Back to Baku

A la veille d’un nouveau Grand Prix d’Azerbaïdjan, le roi est-il de retour ? Après sa deuxième place à Melbourne, Lewis Hamilton semble n’avoir pas dit son dernier mot. Le champion le plus titré de l’histoire de la F1 – à égalité avec Michael Schumacher – en a vu d’autres. C’est ce que montre le livre de Frédéric Ferret, journaliste à l’Equipe. Sur le circuit urbain de Bakou qu’il avait dompté le 29 avril 2018 face à Raïkkönen et Perez dans une course absolument folle où les Red Bull s’étaient sabordées, Lewis Hamilton mit ce jour-là un coup d’arrêt aux Ferrari et entama sa marche triomphale vers un cinquième sacre.

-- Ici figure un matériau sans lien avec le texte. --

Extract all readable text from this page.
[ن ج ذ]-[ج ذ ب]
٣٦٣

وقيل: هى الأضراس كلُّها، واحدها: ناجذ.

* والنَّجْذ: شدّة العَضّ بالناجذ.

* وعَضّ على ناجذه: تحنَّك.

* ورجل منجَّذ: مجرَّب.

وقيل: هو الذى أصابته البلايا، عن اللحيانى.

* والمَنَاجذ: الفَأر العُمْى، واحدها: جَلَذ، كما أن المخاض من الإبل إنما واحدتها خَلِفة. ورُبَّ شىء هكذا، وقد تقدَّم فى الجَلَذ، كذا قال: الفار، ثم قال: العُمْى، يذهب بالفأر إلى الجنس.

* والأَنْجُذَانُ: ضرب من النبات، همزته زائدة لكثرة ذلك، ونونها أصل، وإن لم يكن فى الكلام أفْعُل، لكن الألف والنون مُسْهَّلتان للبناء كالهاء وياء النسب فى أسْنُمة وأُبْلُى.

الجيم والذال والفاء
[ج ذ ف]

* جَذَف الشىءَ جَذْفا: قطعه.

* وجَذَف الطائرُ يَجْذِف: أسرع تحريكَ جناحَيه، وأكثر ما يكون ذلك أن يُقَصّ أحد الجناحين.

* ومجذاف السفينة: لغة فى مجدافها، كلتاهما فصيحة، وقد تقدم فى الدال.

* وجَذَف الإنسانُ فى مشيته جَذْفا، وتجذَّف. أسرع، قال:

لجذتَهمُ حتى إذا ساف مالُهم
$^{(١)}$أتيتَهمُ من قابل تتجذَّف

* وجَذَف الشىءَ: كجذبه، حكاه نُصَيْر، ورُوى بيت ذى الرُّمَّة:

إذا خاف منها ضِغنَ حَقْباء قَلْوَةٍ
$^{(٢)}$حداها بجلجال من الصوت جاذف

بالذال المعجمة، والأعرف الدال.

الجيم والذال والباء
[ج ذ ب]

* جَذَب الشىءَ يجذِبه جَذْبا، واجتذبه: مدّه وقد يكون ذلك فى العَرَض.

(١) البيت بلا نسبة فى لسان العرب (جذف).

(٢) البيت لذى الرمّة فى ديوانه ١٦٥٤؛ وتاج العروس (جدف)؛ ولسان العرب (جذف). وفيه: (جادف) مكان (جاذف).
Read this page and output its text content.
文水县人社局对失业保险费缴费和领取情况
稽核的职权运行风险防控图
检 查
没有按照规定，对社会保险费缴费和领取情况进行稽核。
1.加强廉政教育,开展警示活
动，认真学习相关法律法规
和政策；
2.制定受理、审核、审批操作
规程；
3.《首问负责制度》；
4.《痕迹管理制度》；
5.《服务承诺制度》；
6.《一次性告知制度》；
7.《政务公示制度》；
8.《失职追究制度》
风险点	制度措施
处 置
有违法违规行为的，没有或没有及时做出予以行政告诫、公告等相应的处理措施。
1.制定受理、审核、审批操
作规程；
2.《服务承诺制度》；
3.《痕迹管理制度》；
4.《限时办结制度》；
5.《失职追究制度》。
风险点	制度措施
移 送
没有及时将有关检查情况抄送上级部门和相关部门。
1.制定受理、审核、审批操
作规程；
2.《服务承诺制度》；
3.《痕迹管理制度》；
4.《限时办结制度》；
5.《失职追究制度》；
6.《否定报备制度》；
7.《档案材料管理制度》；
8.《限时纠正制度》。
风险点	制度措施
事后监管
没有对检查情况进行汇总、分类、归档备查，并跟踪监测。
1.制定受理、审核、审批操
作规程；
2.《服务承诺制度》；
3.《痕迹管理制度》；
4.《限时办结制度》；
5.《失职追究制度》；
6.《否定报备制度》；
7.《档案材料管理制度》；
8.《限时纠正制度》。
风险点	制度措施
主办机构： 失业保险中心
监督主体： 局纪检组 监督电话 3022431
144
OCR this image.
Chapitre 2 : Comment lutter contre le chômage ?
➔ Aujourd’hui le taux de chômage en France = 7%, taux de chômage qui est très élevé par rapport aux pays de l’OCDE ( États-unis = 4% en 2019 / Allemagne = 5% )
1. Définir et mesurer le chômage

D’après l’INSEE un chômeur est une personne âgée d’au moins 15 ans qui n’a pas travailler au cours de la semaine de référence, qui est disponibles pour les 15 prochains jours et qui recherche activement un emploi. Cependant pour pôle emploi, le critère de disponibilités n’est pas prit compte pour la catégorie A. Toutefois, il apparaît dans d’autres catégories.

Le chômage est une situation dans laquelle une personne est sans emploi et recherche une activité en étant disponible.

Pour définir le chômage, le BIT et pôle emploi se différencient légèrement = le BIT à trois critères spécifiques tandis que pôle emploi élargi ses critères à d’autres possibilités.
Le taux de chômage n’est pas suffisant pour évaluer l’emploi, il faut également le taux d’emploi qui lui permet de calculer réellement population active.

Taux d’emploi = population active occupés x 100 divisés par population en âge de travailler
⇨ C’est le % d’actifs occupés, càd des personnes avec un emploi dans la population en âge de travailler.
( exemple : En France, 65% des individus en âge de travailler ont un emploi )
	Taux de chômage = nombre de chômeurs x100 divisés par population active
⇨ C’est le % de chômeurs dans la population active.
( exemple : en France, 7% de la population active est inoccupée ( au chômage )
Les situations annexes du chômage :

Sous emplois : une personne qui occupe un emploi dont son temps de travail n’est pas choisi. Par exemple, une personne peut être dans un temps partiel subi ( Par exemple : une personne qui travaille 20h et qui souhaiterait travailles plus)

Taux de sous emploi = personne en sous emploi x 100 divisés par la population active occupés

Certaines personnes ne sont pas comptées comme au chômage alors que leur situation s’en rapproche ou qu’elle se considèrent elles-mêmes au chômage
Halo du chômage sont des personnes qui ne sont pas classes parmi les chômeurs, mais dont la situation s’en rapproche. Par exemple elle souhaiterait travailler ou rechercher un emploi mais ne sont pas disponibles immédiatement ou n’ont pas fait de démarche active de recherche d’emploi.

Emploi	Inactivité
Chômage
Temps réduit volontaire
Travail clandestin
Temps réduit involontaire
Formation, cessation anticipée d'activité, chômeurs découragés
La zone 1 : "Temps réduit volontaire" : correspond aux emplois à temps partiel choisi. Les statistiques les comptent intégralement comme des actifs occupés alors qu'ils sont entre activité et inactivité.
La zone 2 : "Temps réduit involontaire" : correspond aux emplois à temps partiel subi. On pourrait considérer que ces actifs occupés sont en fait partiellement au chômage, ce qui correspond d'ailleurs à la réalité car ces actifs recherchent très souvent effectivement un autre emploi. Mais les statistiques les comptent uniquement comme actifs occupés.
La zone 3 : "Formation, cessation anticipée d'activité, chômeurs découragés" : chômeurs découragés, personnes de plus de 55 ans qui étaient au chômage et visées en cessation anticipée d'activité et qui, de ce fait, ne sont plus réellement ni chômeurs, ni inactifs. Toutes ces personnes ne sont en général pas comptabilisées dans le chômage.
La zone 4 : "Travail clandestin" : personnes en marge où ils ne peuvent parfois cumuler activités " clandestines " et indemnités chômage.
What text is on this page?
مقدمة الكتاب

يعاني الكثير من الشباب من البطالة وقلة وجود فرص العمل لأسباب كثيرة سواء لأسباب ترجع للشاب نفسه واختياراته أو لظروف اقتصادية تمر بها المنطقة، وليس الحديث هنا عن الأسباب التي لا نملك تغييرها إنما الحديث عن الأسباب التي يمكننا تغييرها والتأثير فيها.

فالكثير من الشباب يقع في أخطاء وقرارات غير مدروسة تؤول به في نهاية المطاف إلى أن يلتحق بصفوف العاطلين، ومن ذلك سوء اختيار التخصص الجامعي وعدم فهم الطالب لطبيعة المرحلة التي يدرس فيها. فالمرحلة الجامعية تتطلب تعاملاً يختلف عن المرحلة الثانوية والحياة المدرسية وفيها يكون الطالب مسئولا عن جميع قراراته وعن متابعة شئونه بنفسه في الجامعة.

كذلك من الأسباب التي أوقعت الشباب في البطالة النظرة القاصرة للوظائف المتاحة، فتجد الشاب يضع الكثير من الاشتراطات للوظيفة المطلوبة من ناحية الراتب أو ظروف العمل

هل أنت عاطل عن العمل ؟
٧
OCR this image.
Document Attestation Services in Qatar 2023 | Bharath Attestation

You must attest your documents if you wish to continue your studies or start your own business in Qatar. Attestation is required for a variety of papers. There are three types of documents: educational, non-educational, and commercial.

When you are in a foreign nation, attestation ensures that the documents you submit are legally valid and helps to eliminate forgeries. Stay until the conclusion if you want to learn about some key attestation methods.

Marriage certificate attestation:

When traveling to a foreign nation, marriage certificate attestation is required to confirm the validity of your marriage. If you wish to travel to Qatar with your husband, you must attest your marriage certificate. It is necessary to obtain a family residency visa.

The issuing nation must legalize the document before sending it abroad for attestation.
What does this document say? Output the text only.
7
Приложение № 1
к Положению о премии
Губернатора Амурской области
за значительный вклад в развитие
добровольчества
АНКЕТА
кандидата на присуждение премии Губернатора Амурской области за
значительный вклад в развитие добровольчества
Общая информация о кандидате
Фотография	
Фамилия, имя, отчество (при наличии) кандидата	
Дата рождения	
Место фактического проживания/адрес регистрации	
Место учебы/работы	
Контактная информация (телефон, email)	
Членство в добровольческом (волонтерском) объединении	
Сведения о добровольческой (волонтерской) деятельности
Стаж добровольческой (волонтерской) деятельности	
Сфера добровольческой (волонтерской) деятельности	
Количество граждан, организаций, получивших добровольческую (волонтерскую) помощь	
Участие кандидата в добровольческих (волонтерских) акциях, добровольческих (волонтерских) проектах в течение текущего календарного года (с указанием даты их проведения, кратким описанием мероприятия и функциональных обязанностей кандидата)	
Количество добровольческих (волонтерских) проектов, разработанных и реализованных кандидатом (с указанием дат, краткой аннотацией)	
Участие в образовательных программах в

Pourtant, trois ans plus tard, en 2021, sur ce même circuit qui de son propre aveu s’avéra « traumatisant », Hamilton allait perdre en partie son titre de champion du monde…


Les années se suivent et ne se ressemblent pas. Pourtant, le Britannique était habitué à une certaine routine, celle d’enchaîner les titres avec son équipe Mercedes comme on enfile des perles. Il est pourtant bien loin le temps où ce jeune garçon de treize ans admirait Mika Hakkinen au volant de sa McLaren Mercedes lors de la victoire du pilote finlandais au Grand Prix du Brésil en 1998. Cette même McLaren Mercedes qui allait faire en 2008 de ce surdoué, un des plus jeunes champions du monde.

Vingt ans exactement sépare Interlagos de sa victoire à Bakou. Vingt ans d’une aventure qui débuta en F1 en mars 2007. Il est alors 4e sur la grille de départ du Grand Prix d’Australie. Cinq grands prix plus tard, il remporte sa première victoire au Canada, l’une de ses plus belles selon l’auteur, avant de lutter jusqu’au bout face à un Kimi Raïkkönen sur Ferrari qui ne le devança que d’un petit point.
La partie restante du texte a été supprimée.